Other Sugars: Patients on parenteral treatments containing Maltose (see information on Hepagam below) or Galactose or patients receiving oral Xylose should not be tested using the Accu-Chek Inform meter. The test is sensitive to these sugars and may result in a falsely elevated glucose reading. Blood samples for these patients should be sent to the lab for glucose testing during the administration of such products and for 24 hours after they are discontinued. Note that these sugars may be used as stabilizing agents for some pharmaceuticals (e.g. IVIG) and therefore it may not be readily apparent that a patient is at risk for this interference. Contact Pharmacy for any questions about drugs that may contain these sugars.
Note: An evaluation of patients at UCSF receiving Hepagam (contains maltose) demonstrated that the magnitude of the interference was not as significant as anticipated. It is acceptable to perform POCT blood glucose in these patients. However, a confirmatory test should be sent to the clinical laboratory for fingerstick glucose values that are > 250 mg/dL prior to adjusting insulin.
Bilirubin: Unconjugated bilirubin levels > 20 mg/dL may produce elevated POCT glucose values. An evaluation of this at UCSF demonstrated the effect to be variable and relatively small. It is acceptable to perform POCT blood glucose in these patients. However, a confirmatory test should be sent to the clinical laboratory for fingerstick glucose values that are > 250 mg/dL prior to adjusting insulin.

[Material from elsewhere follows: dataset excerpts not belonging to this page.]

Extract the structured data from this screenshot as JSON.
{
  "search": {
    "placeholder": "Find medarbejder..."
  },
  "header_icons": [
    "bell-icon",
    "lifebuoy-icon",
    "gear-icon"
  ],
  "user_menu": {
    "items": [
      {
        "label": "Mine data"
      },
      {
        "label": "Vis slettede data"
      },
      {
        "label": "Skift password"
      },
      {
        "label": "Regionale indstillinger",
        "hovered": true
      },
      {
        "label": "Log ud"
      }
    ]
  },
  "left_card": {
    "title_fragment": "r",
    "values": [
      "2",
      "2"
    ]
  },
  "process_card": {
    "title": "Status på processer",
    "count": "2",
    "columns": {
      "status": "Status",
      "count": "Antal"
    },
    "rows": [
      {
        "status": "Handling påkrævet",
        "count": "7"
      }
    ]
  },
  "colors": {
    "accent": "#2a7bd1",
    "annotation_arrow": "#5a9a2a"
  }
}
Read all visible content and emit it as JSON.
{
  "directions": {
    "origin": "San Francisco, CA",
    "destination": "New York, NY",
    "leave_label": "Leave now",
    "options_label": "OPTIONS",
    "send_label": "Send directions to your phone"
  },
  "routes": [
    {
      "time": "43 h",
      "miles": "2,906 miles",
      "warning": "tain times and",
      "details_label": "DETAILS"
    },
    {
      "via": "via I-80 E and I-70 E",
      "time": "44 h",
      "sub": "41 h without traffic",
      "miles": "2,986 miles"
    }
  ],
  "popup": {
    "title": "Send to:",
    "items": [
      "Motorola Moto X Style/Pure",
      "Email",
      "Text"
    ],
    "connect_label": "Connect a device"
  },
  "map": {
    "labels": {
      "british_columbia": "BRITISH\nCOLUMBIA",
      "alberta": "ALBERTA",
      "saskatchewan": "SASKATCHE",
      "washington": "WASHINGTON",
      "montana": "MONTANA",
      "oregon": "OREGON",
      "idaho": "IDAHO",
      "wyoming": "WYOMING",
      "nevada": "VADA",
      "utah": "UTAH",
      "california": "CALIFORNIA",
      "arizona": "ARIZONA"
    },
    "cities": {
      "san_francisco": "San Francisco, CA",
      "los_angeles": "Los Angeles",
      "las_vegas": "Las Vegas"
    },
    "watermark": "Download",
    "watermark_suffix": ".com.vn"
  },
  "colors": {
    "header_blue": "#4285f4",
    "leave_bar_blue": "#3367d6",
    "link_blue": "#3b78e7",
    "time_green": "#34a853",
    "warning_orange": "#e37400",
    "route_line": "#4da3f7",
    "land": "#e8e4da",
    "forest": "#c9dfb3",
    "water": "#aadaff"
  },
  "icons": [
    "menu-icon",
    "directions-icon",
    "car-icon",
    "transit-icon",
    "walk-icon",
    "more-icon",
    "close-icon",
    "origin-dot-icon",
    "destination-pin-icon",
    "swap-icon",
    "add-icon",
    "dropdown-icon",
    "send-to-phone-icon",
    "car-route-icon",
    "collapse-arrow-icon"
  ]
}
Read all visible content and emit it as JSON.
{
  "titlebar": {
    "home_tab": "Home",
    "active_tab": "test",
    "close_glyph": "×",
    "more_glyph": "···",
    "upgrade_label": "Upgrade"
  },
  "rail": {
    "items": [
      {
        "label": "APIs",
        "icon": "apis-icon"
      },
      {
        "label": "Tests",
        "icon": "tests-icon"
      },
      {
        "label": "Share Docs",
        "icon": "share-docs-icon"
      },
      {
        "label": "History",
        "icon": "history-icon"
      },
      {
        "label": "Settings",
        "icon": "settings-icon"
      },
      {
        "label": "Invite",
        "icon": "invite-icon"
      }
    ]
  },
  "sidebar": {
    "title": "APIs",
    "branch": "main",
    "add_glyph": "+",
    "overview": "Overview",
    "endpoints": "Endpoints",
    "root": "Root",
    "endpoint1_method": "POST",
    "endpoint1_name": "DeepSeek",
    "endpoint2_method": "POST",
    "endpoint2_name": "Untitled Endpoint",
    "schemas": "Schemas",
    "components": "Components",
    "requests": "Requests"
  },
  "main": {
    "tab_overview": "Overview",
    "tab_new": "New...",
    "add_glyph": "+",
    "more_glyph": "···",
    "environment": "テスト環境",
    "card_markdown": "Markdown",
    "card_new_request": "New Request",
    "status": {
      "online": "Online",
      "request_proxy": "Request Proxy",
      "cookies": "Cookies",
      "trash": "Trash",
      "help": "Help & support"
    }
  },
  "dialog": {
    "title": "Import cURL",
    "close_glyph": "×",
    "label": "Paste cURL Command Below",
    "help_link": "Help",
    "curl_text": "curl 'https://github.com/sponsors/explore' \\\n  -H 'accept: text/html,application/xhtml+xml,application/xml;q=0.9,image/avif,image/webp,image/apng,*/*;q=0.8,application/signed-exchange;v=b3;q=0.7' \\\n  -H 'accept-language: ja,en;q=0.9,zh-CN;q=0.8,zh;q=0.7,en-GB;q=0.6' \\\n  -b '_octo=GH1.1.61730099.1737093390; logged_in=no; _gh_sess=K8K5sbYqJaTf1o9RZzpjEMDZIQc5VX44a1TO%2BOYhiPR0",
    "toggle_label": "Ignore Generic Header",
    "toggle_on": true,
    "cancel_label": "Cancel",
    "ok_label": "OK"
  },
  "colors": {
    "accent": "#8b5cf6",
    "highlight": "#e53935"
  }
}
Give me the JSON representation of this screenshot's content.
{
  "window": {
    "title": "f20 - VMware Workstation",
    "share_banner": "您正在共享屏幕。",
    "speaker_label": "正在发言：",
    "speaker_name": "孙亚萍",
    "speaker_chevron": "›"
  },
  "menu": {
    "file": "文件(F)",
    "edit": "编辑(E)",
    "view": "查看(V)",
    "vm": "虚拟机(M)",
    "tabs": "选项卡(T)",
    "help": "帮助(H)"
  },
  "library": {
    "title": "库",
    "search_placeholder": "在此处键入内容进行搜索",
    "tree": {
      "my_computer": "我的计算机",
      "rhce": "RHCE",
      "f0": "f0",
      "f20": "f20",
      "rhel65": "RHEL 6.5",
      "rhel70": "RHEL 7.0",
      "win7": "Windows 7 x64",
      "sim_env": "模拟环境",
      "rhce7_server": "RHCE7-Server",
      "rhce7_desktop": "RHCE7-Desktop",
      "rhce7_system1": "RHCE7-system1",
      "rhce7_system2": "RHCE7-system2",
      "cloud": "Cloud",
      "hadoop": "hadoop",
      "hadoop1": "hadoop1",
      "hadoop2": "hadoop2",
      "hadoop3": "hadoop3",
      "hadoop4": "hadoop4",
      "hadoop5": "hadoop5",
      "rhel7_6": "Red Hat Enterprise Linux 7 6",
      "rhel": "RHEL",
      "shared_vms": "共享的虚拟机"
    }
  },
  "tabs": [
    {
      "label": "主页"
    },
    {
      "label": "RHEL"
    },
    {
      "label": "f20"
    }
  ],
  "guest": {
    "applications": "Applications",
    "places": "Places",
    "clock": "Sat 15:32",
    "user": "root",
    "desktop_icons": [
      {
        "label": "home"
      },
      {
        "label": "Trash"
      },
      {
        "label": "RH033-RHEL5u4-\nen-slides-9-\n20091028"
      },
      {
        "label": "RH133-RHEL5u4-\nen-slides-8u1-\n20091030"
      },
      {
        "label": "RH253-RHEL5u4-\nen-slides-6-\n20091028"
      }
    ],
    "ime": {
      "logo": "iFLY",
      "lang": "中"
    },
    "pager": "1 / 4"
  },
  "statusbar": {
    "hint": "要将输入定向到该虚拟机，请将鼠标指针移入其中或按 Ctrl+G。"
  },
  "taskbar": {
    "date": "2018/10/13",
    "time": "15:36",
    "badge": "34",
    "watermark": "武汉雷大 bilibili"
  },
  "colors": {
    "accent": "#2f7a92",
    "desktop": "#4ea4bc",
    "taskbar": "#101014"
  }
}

Lipemia: Lipemia at levels > 5000 mg/dL while uncommon may result in elevated glucose results with this method. Samples in these patients should be sent to the clinical laboratory for analysis.
Acetaminophen: Acetaminophen administration in normal doses does not cause an interference, However, at levels > 8 mg/dL (80 mg/L; normal therapeutic range for Acetaminophen = 10-20 mg/L) acetaminophen may result in elevated glucose levels by this method. In overdose situations samples should be sent to the clinical laboratory for testing.
Uric acid: Increased uric acid may result in elevated glucose results with this method. The level of uric acid that may result in an interference is dependent on the actual glucose level:
Decreased blood flow: In situations of decreased blood flow, fingerstick blood testing may not be appropriate, since it may not reflect the true physiological state. Examples would include, but are not limited to severe dehydration caused by diabetic ketoacidosis or the hyperglycemic hyperosmolar nonketotic state, hypotension, shock, or peripheral vascular disease.